Actualité du 19.02.2018

Proposition afin d’abaisser le nombre de signatures requis pour déposer un référendum communal à 5%, Simon Murith (DC/vl)

Comment appelez-vous une ville où l’exécutif détient les pleins pouvoirs, où le parlement a excessivement peu de compétences et où les citoyens n’ont pas leur mot à dire ? Cette ville a un nom : Fribourg !

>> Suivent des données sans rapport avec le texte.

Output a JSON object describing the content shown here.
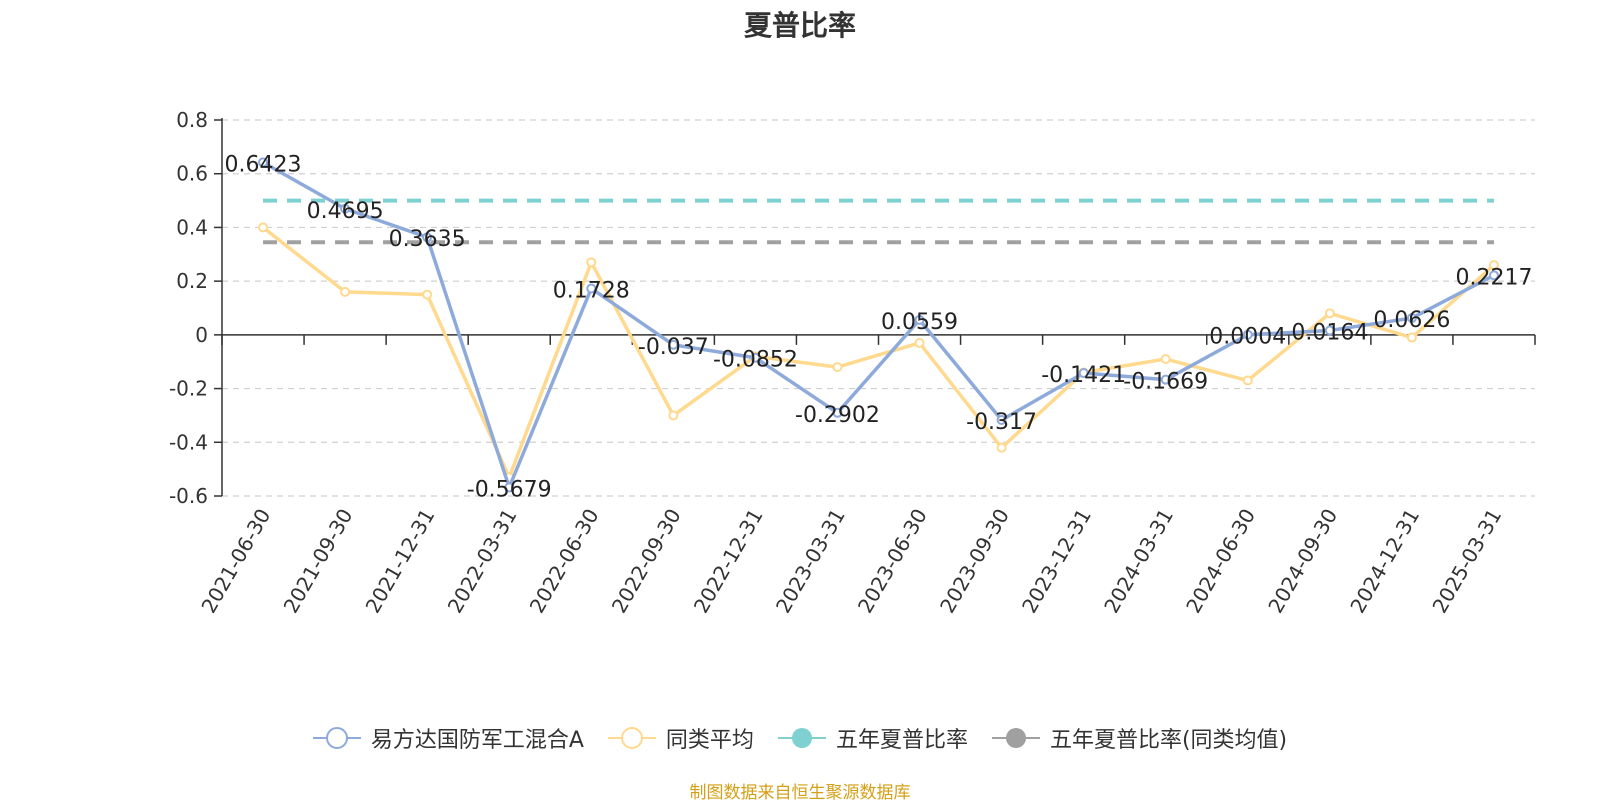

Blaise Fasel et moi rêvons d’un Fribourg, et à plus long terme d’un Grand Fribourg, où le citoyen peut s’exprimer sur la politique locale en dehors des périodes électorales, où il est sensible et critique face aux enjeux qui l’impactent directement. Nous voulons repenser la gouvernance de la ville, pour une nouvelle forme de démocratie, ouverte, renforcée et moderne. C’est dans cette optique que nous proposons donc de fixer le nombre de signatures requises à un taux raisonnable de 5% du corps électoral.

Cette possibilité d’abaissement a été ouverte par le Grand Conseil et les centres cantonaux doivent en faire usage. Bulle l’a compris ; à nous maintenant de faire le pas, de garantir les droits politiques des habitants et de renforcer notre démocratie.

Car actuellement les droits politiques sont à peine garantis dans notre ville, et ceci contrairement aux prescriptions de notre constitution fédérale. C’est une réalité : aujourd’hui il est très difficile pour un acteur de la société civile et même pour un parti politique organisé de récolter quelques 2’600 signatures – sans compter la marge d’erreur d’au moins 10% – en 30 jours. Et cette entrave se confirme dans les chiffres : aucun référendum communal n’a été déposé depuis 2006 ! Est-ce à croire que nos concitoyens sont en accord total sur toutes les décisions prises depuis ? Permettez-moi d’en douter.

Pourtant, nous prenons des décisions qui influent quotidiennement sur leur vie. Sans contrôle populaire possible, ces décisions n’ont que peu de légitimité. Et ce à l’heure où tout autour de nous, nous faisons l’expérience de concitoyens qui doutent; ils doutent d’être représentés, ils doutent de notre démocratie, ils se méfient des majorités qui prennent des décisions à l’emporte-pièce.

Avec notre proposition, nous recréons la confiance, nous responsabilisons nos concitoyens et nous légitimons nos décisions.

Chères et Chers collègues, la confiance appelle la confiance. Le PDC vous demandent de faire confiance à la population de la Ville de Fribourg et de l’associer aux décisions qui la façonnent.